Jennifer Rubin, Decolonizing the Calendar: The Struggle to Cancel Problematic “H***days”. Simon & Schuster, 2037, xx+184 pp., $99.95
This short, inexpensive paperback fills an essential gap in recent social history by chronicling the campaign to end the practice of labeling days of officially authorized respite from work with names that have racist, imperialist, cisgenderist or other unacceptable denotations and connotations. Mx. Rubin, the doyenne of conservative columnists, brings to this task the sensitivity and charm for which they is famous. As an example of their care not to offend, they excises “holi” from the archaic term for non-working days, aware of its triggering effects on LBGTQIXZR++ readers.
The transition to the current rational, non-offensive system, in which the third Monday of each month is recognized as an Official Paid Leave Day, wasn’t easy. Vested interests founded on pro-oppressor narratives fought fiercely to retain the white privilege of celebrating events like the pro-slavery insurrection of 1776, the onset of the Pilgrim invaders’ devastation of the natural order so long curated by the First Nations, and, worst of all, the mythical birth of “Christ”, whose cult persecuted feminist and indigenous faith practices until its recent suppression.

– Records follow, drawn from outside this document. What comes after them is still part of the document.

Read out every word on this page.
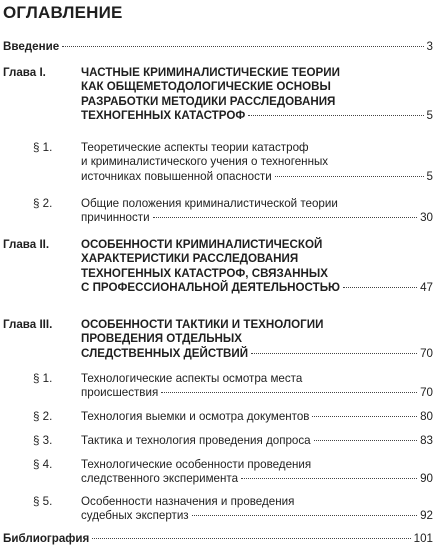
ОГЛАВЛЕНИЕ
Введение	3
Глава I.	ЧАСТНЫЕ КРИМИНАЛИСТИЧЕСКИЕ ТЕОРИИ
КАК ОБЩЕМЕТОДОЛОГИЧЕСКИЕ ОСНОВЫ
РАЗРАБОТКИ МЕТОДИКИ РАССЛЕДОВАНИЯ
ТЕХНОГЕННЫХ КАТАСТРОФ	5
§ 1. Теоретические аспекты теории катастроф
и криминалистического учения о техногенных
источниках повышенной опасности	5
§ 2. Общие положения криминалистической теории
причинности	30
Глава II.	ОСОБЕННОСТИ КРИМИНАЛИСТИЧЕСКОЙ
ХАРАКТЕРИСТИКИ РАССЛЕДОВАНИЯ
ТЕХНОГЕННЫХ КАТАСТРОФ, СВЯЗАННЫХ
С ПРОФЕССИОНАЛЬНОЙ ДЕЯТЕЛЬНОСТЬЮ	47
Глава III. ОСОБЕННОСТИ ТАКТИКИ И ТЕХНОЛОГИИ
ПРОВЕДЕНИЯ ОТДЕЛЬНЫХ
СЛЕДСТВЕННЫХ ДЕЙСТВИЙ	70
§ 1. Технологические аспекты осмотра места
происшествия	70
§ 2. Технология выемки и осмотра документов	80
§ 3. Тактика и технология проведения допроса	83
§ 4. Технологические особенности проведения
следственного эксперимента	90
§ 5. Особенности назначения и проведения
судебных экспертиз	92
Библиография	101
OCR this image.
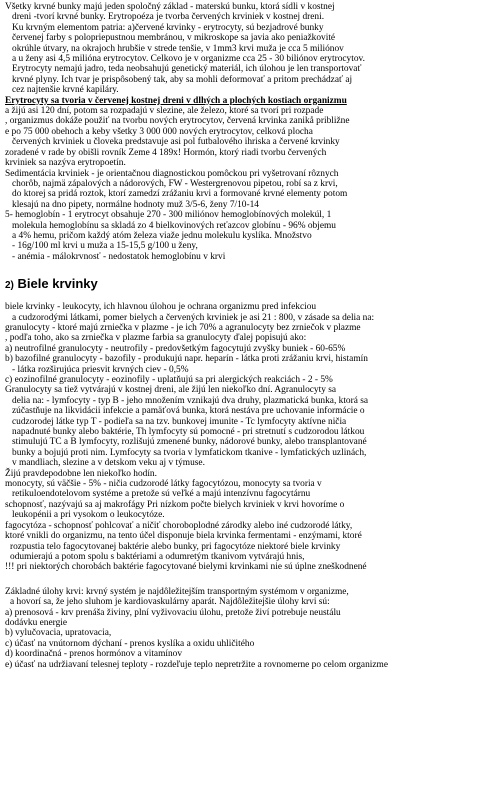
Všetky krvné bunky majú jeden spoločný základ - materskú bunku, ktorá sídli v kostnej

dreni -tvorí krvné bunky. Erytropoéza je tvorba červených krviniek v kostnej dreni.

Ku krvným elementom patria: a)červené krvinky - erytrocyty, sú bezjadrové bunky

červenej farby s polopriepustnou membránou, v mikroskope sa javia ako peniažkovité

okrúhle útvary, na okrajoch hrubšie v strede tenšie, v 1mm3 krvi muža je cca 5 miliónov

a u ženy asi 4,5 milióna erytrocytov. Celkovo je v organizme cca 25 - 30 biliónov erytrocytov.

Erytrocyty nemajú jadro, teda neobsahujú genetický materiál, ich úlohou je len transportovať

krvné plyny. Ich tvar je prispôsobený tak, aby sa mohli deformovať a pritom prechádzať aj

cez najtenšie krvné kapiláry.

Erytrocyty sa tvoria v červenej kostnej dreni v dlhých a plochých kostiach organizmu

a žijú asi 120 dní, potom sa rozpadajú v slezine, ale železo, ktoré sa tvorí pri rozpade

, organizmus dokáže použiť na tvorbu nových erytrocytov, červená krvinka zanikå približne

e po 75 000 obehoch a keby všetky 3 000 000 nových erytrocytov, celková plocha

červených krviniek u človeka predstavuje asi pol futbalového ihriska a červené krvinky

zoradené v rade by obišli rovník Zeme 4 189x! Hormón, ktorý riadi tvorbu červených

krviniek sa nazýva erytropoetín.

Sedimentácia krviniek - je orientačnou diagnostickou pomôckou pri vyšetrovaní rôznych

chorôb, najmä zápalových a nádorových, FW - Westergrenovou pipetou, robí sa z krvi,

do ktorej sa pridá roztok, ktorí zamedzí zrážaniu krvi a formované krvné elementy potom

klesajú na dno pipety, normálne hodnoty muž 3/5-6, ženy 7/10-14

5- hemoglobín - 1 erytrocyt obsahuje 270 - 300 miliónov hemoglobínových molekúl, 1

molekula hemoglobínu sa skladá zo 4 bielkovinových reťazcov globínu - 96% objemu

a 4% hemu, pričom každý atóm železa viaže jednu molekulu kyslíka. Množstvo

- 16g/100 ml krvi u muža a 15-15,5 g/100 u ženy,

- anémia - málokrvnosť - nedostatok hemoglobínu v krvi

2) Biele krvinky

biele krvinky - leukocyty, ich hlavnou úlohou je ochrana organizmu pred infekciou

a cudzorodými látkami, pomer bielych a červených krviniek je asi 21 : 800, v zásade sa delia na:

granulocyty - ktoré majú zrniečka v plazme - je ich 70% a agranulocyty bez zrniečok v plazme

, podľa toho, ako sa zrniečka v plazme farbia sa granulocyty ďalej popisujú ako:

a) neutrofilné granulocyty - neutrofily - predovšetkým fagocytujú zvyšky buniek - 60-65%

b) bazofilné granulocyty - bazofily - produkujú napr. heparín - látka proti zrážaniu krvi, histamín

- látka rozširujúca priesvit krvných ciev - 0,5%

c) eozinofilné granulocyty - eozinofily - uplatňujú sa pri alergických reakciách - 2 - 5%

Granulocyty sa tiež vytvárajú v kostnej dreni, ale žijú len niekoľko dní. Agranulocyty sa

delia na: - lymfocyty - typ B - jeho množením vznikajú dva druhy, plazmatická bunka, ktorá sa

zúčastňuje na likvidácii infekcie a pamäťová bunka, ktorá nestáva pre uchovanie informácie o

cudzorodej látke typ T - podieľa sa na tzv. bunkovej imunite - Tc lymfocyty aktívne ničia

napadnuté bunky alebo baktérie, Th lymfocyty sú pomocné - pri stretnutí s cudzorodou látkou

stimulujú TC a B lymfocyty, rozlišujú zmenené bunky, nádorové bunky, alebo transplantované

bunky a bojujú proti nim. Lymfocyty sa tvoria v lymfatickom tkanive - lymfatických uzlinách,

v mandliach, slezine a v detskom veku aj v týmuse.

Žijú pravdepodobne len niekoľko hodín.

monocyty, sú väčšie - 5% - ničia cudzorodé látky fagocytózou, monocyty sa tvoria v

retikuloendotelovom systéme a pretože sú veľké a majú intenzívnu fagocytárnu

schopnosť, nazývajú sa aj makrofágy Pri nízkom počte bielych krviniek v krvi hovoríme o

leukopénii a pri vysokom o leukocytóze.

fagocytóza - schopnosť pohlcovať a ničiť choroboplodné zárodky alebo iné cudzorodé látky,

ktoré vnikli do organizmu, na tento účel disponuje biela krvinka fermentami - enzýmami, ktoré

rozpustia telo fagocytovanej baktérie alebo bunky, pri fagocytóze niektoré biele krvinky

odumierajú a potom spolu s baktériami a odumretým tkanivom vytvárajú hnis,

!!! pri niektorých chorobách baktérie fagocytované bielymi krvinkami nie sú úplne zneškodnené

Základné úlohy krvi: krvný systém je najdôležitejším transportným systémom v organizme,

a hovorí sa, že jeho sluhom je kardiovaskulárny aparát. Najdôležitejšie úlohy krvi sú:

a) prenosová - krv prenáša živiny, plní vyživovaciu úlohu, pretože živí potrebuje neustálu

dodávku energie

b) vylučovacia, upratovacia,

c) účasť na vnútornom dýchaní - prenos kyslíka a oxidu uhličitého

d) koordinačná - prenos hormónov a vitamínov

e) účasť na udržiavaní telesnej teploty - rozdeľuje teplo nepretržite a rovnomerne po celom organizme
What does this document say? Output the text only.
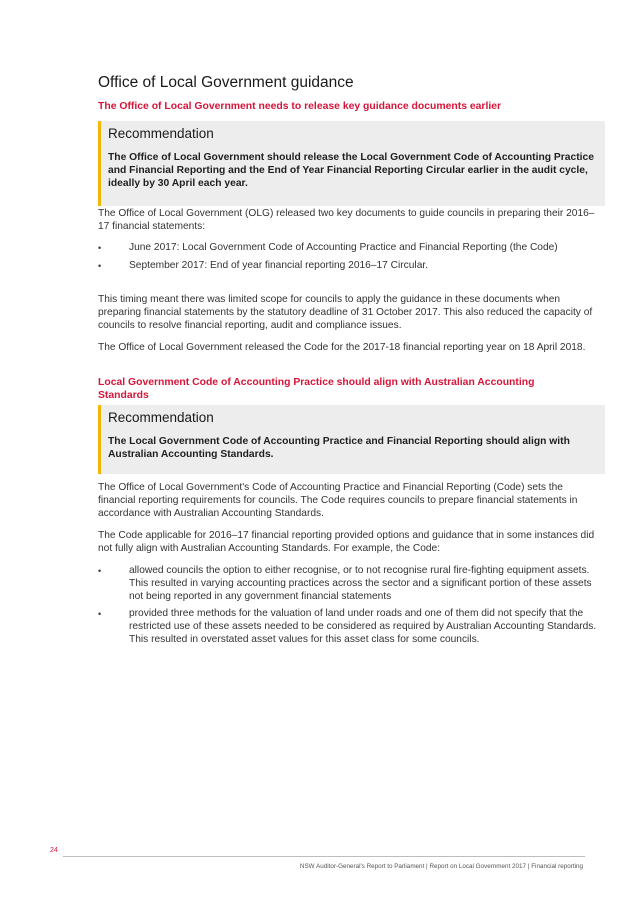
Office of Local Government guidance
The Office of Local Government needs to release key guidance documents earlier
Recommendation
The Office of Local Government should release the Local Government Code of Accounting Practice and Financial Reporting and the End of Year Financial Reporting Circular earlier in the audit cycle, ideally by 30 April each year.
The Office of Local Government (OLG) released two key documents to guide councils in preparing their 2016–17 financial statements:
•	June 2017: Local Government Code of Accounting Practice and Financial Reporting (the Code)
•	September 2017: End of year financial reporting 2016–17 Circular.
This timing meant there was limited scope for councils to apply the guidance in these documents when preparing financial statements by the statutory deadline of 31 October 2017. This also reduced the capacity of councils to resolve financial reporting, audit and compliance issues.
The Office of Local Government released the Code for the 2017-18 financial reporting year on 18 April 2018.
Local Government Code of Accounting Practice should align with Australian Accounting Standards
Recommendation
The Local Government Code of Accounting Practice and Financial Reporting should align with Australian Accounting Standards.
The Office of Local Government's Code of Accounting Practice and Financial Reporting (Code) sets the financial reporting requirements for councils. The Code requires councils to prepare financial statements in accordance with Australian Accounting Standards.
The Code applicable for 2016–17 financial reporting provided options and guidance that in some instances did not fully align with Australian Accounting Standards. For example, the Code:
•	allowed councils the option to either recognise, or to not recognise rural fire-fighting equipment assets. This resulted in varying accounting practices across the sector and a significant portion of these assets not being reported in any government financial statements
•	provided three methods for the valuation of land under roads and one of them did not specify that the restricted use of these assets needed to be considered as required by Australian Accounting Standards. This resulted in overstated asset values for this asset class for some councils.
24
NSW Auditor-General's Report to Parliament | Report on Local Government 2017 | Financial reporting
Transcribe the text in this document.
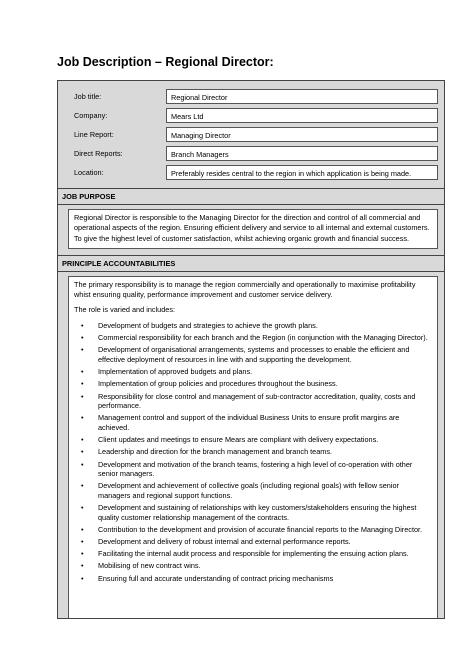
Job Description – Regional Director:
Job title:	Regional Director
Company:	Mears Ltd
Line Report:	Managing Director
Direct Reports:	Branch Managers
Location:	Preferably resides central to the region in which application is being made.
JOB PURPOSE
Regional Director is responsible to the Managing Director for the direction and control of all commercial and operational aspects of the region. Ensuring efficient delivery and service to all internal and external customers. To give the highest level of customer satisfaction, whilst achieving organic growth and financial success.
PRINCIPLE ACCOUNTABILITIES

The primary responsibility is to manage the region commercially and operationally to maximise profitability whist ensuring quality, performance improvement and customer service delivery.

The role is varied and includes:

• Development of budgets and strategies to achieve the growth plans.
• Commercial responsibility for each branch and the Region (in conjunction with the Managing Director).
• Development of organisational arrangements, systems and processes to enable the efficient and effective deployment of resources in line with and supporting the development.
• Implementation of approved budgets and plans.
• Implementation of group policies and procedures throughout the business.
• Responsibility for close control and management of sub-contractor accreditation, quality, costs and performance.
• Management control and support of the individual Business Units to ensure profit margins are achieved.
• Client updates and meetings to ensure Mears are compliant with delivery expectations.
• Leadership and direction for the branch management and branch teams.
• Development and motivation of the branch teams, fostering a high level of co-operation with other senior managers.
• Development and achievement of collective goals (including regional goals) with fellow senior managers and regional support functions.
• Development and sustaining of relationships with key customers/stakeholders ensuring the highest quality customer relationship management of the contracts.
• Contribution to the development and provision of accurate financial reports to the Managing Director.
• Development and delivery of robust internal and external performance reports.
• Facilitating the internal audit process and responsible for implementing the ensuing action plans.
• Mobilising of new contract wins.
• Ensuring full and accurate understanding of contract pricing mechanisms
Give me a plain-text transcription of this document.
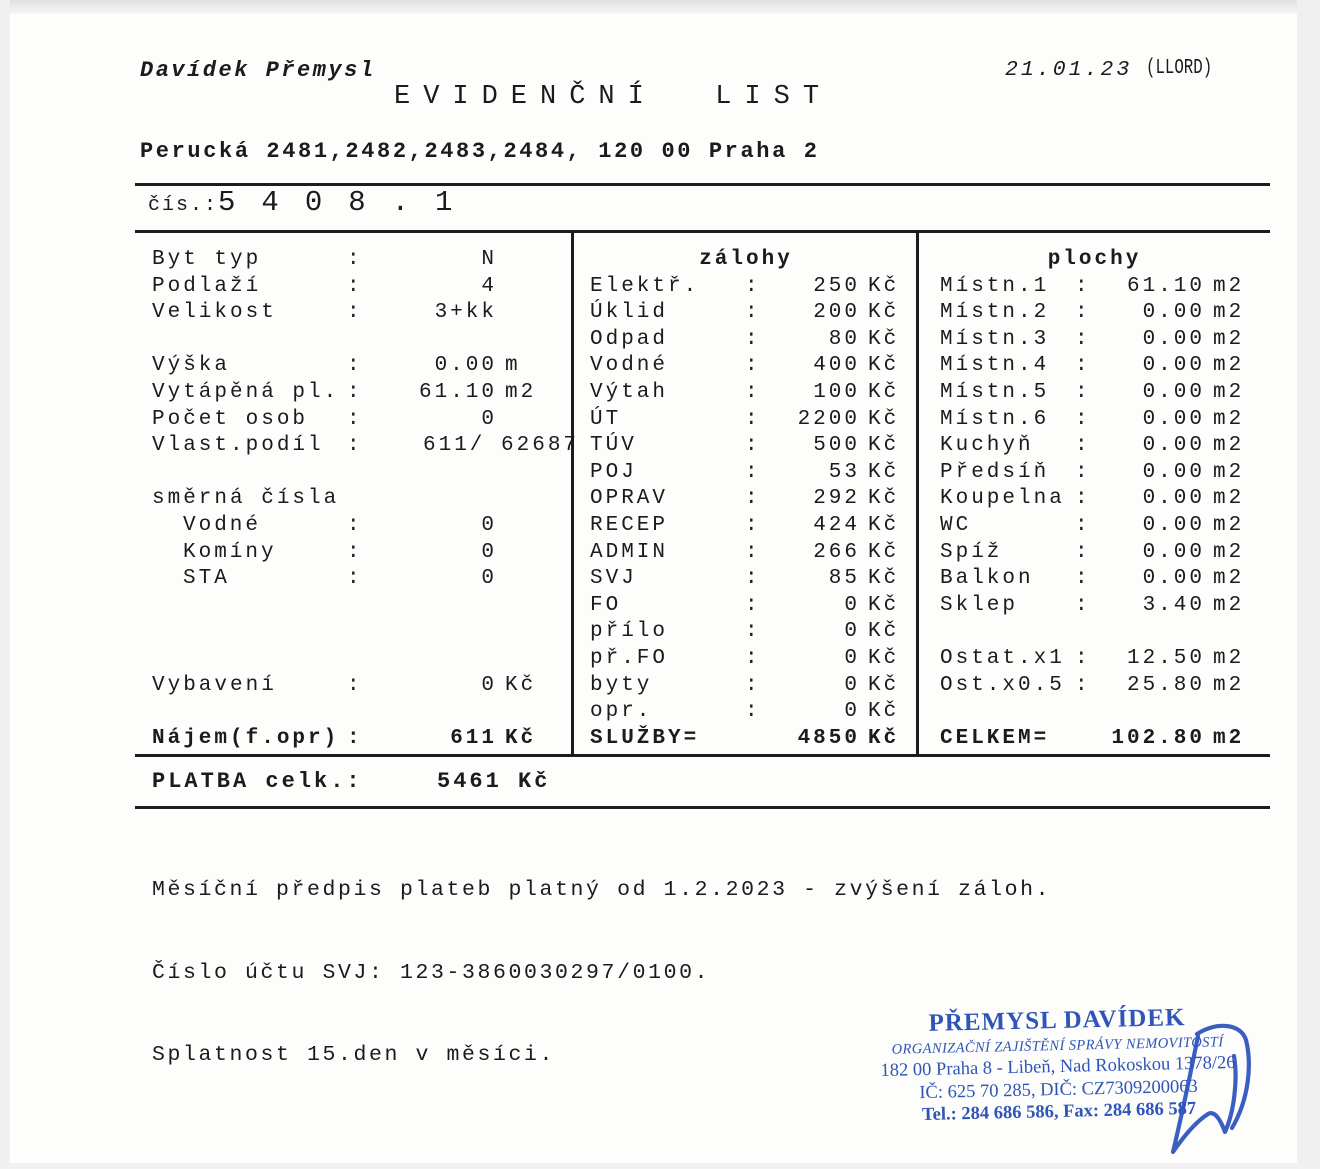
Davídek Přemysl	21.01.23 (LLORD)
EVIDENČNÍ  LIST
Perucká 2481,2482,2483,2484, 120 00 Praha 2
čís.: 5408.1
Byt typ	:	N
Podlaží	:	4
Velikost	:	3+kk
Výška	:	0.00 m
Vytápěná pl. :	61.10 m2
Počet osob	:	0
Vlast.podíl	:	611/ 62687
směrná čísla
Vodné	:	0
Komíny	:	0
STA	:	0
Vybavení	:	0 Kč
Nájem(f.opr) :	611 Kč
zálohy
Elektř.	:	250 Kč
Úklid	:	200 Kč
Odpad	:	80 Kč
Vodné	:	400 Kč
Výtah	:	100 Kč
ÚT	:	2200 Kč
TÚV	:	500 Kč
POJ	:	53 Kč
OPRAV	:	292 Kč
RECEP	:	424 Kč
ADMIN	:	266 Kč
SVJ	:	85 Kč
FO	:	0 Kč
přílo	:	0 Kč
př.FO	:	0 Kč
byty	:	0 Kč
opr.	:	0 Kč
SLUŽBY=	4850 Kč
plochy
Místn.1	:	61.10 m2
Místn.2	:	0.00 m2
Místn.3	:	0.00 m2
Místn.4	:	0.00 m2
Místn.5	:	0.00 m2
Místn.6	:	0.00 m2
Kuchyň	:	0.00 m2
Předsíň	:	0.00 m2
Koupelna :	0.00 m2
WC	:	0.00 m2
Spíž	:	0.00 m2
Balkon	:	0.00 m2
Sklep	:	3.40 m2
Ostat.x1 :	12.50 m2
Ost.x0.5 :	25.80 m2
CELKEM=	102.80 m2
PLATBA celk.:	5461 Kč

Měsíční předpis plateb platný od 1.2.2023 - zvýšení záloh.

Číslo účtu SVJ: 123-3860030297/0100.

Splatnost 15.den v měsíci.

PŘEMYSL DAVÍDEK
ORGANIZAČNÍ ZAJIŠTĚNÍ SPRÁVY NEMOVITOSTÍ
182 00 Praha 8 - Libeň, Nad Rokoskou 1378/26
IČ: 625 70 285, DIČ: CZ7309200063
Tel.: 284 686 586, Fax: 284 686 587
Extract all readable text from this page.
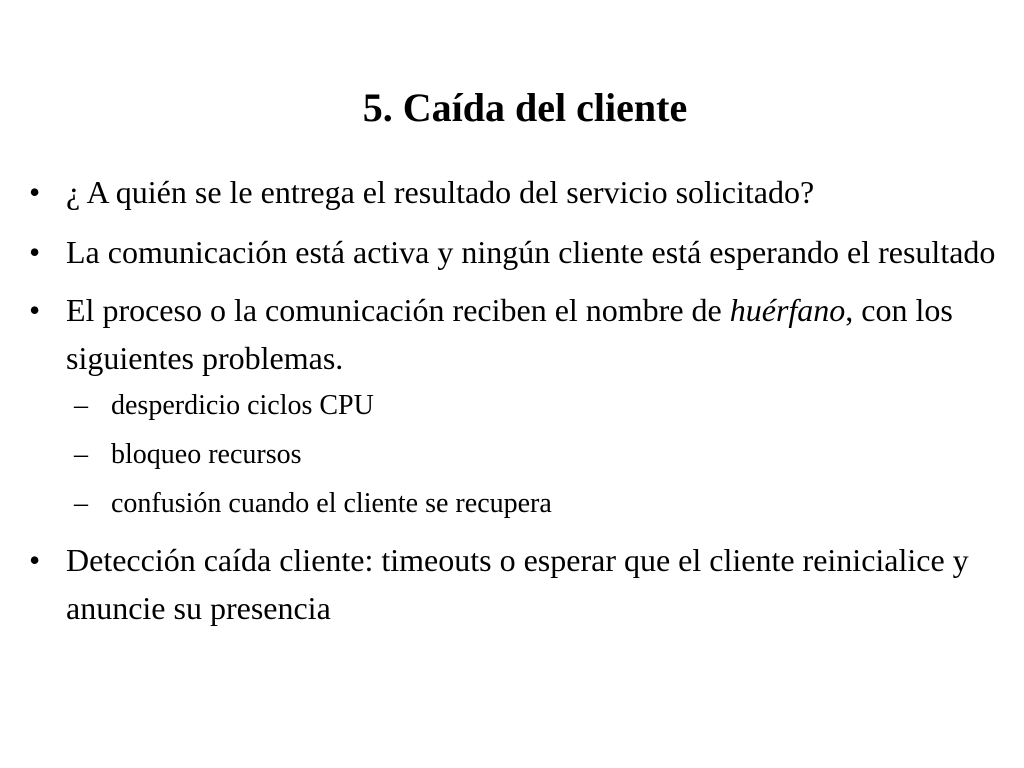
5. Caída del cliente
• ¿ A quién se le entrega el resultado del servicio solicitado?
• La comunicación está activa y ningún cliente está esperando el resultado
• El proceso o la comunicación reciben el nombre de huérfano, con los siguientes problemas.
– desperdicio ciclos CPU
– bloqueo recursos
– confusión cuando el cliente se recupera
• Detección caída cliente: timeouts o esperar que el cliente reinicialice y anuncie su presencia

As people of all genders became woke to the systems of patriarchy in which they were enmeshed, the cancellation of such designations as “Independence Day”, “Thanksgiving” and “Christmas”, not to mention the more horrific “Veterans’ Day”, a festival of militarism, became inevitable. The sterner fights involved day monikers that slipped poison into body politic surreptitiously.
Mx. Rubin highlights three battles.
In an effort to preserve a vestige of “Columbus Day”, named after a genocidal killer lauded by far right Italian Catholics, the pseudo-woke “Indigenous Peoples Day” was substituted. That fooled no one for very long. The date still corresponded to Columbus’s brutal incursion, the first of the conquistador assaults that wiped out the peaceful First Nations. Naming the day after its victims aggravated the genocide.
“Juneteenth” ostensibly honored the purported abolition of Black slavery (which of course persisted under the thin cloak of capitalism). In reality, it honored a classic “white savior” narrative, deliberately ignoring the goal of both sides of the civil war between white power structures, namely, to perpetuate and solidify white supremacy.
The final and most striking instance, to which Mx. Rubin devotes her longest chapter, concerns “Martin Luther King, Jr. Day”.
Established during the white supremacist, heteronormative presidency of Ronald Reagan, the day’s eponym was a Republican agitator who insisted on the racist dogma that the content of a person’s character is more important than the color of their skin. He also was a sexual harasser whom the FBI, in one of its earliest #metoo projects, attempted to restrain. For many years, he served as the icon of racism, a black tongue uttering white ideas. When that façade finally collapsed, the anti-anti-racism forces retained enough clout to frustrate what they characterized as “the erasure of civil rights pioneer”.
Arguing with the racists accomplished nothing. For a long while, it appeared that “King Day” would endure, the lone remnant of calendrical backwardness.
Happily, the scholarship of Professor Nikole Hannah-Jones, the country’s most honored historian, came to the rescue. Professor Hannah-Jones foregrounded the ambiguity of “King Day”. “King” might refer to an individual with the surname “King”, but the reference could instead be to the title of a monarch.
“The professor cleverly seized on the latter meaning,” Mx. Rubin writes. “Until 1783 America had a King, and as Professor Hannah-Jones has demonstrated, the colonists’ revolt was motivated by the fear that King George III would outlaw slavery. Properly reinterpreted, then, ‘King Day’ rebuked the so-called ‘Founders’ and their spurious ‘Declaration of Independence’ and ‘Constitution’.”
That stroke of genius transformed the day into one that fully accords with the ideals of Diversity, Equity and Inclusion. Hence, it stands proud and peerless in the calendar.
Despite that victory, the struggle is unending. Mx. Rubin concludes on a somber note:
The more we probe the corrupt foundations of white “civilization”, the more we realize the urgency of purging all of its traces from humanity. The next battleground must be the very idea of imprisoning the passage of time, which the original peoples saw as a flowing, undivided whole. The numbering of “days”, indeed the very notion that “day” is anything more than a social construct, must be eradicated., along with the imperialist “numbers” assigned to them. Only when each increment of time is able to create its own identity will white supremacy be overthrown.
Inspiring words. Let us move forward, unanimous in our diversity, toward the glorious coming of Year Zero!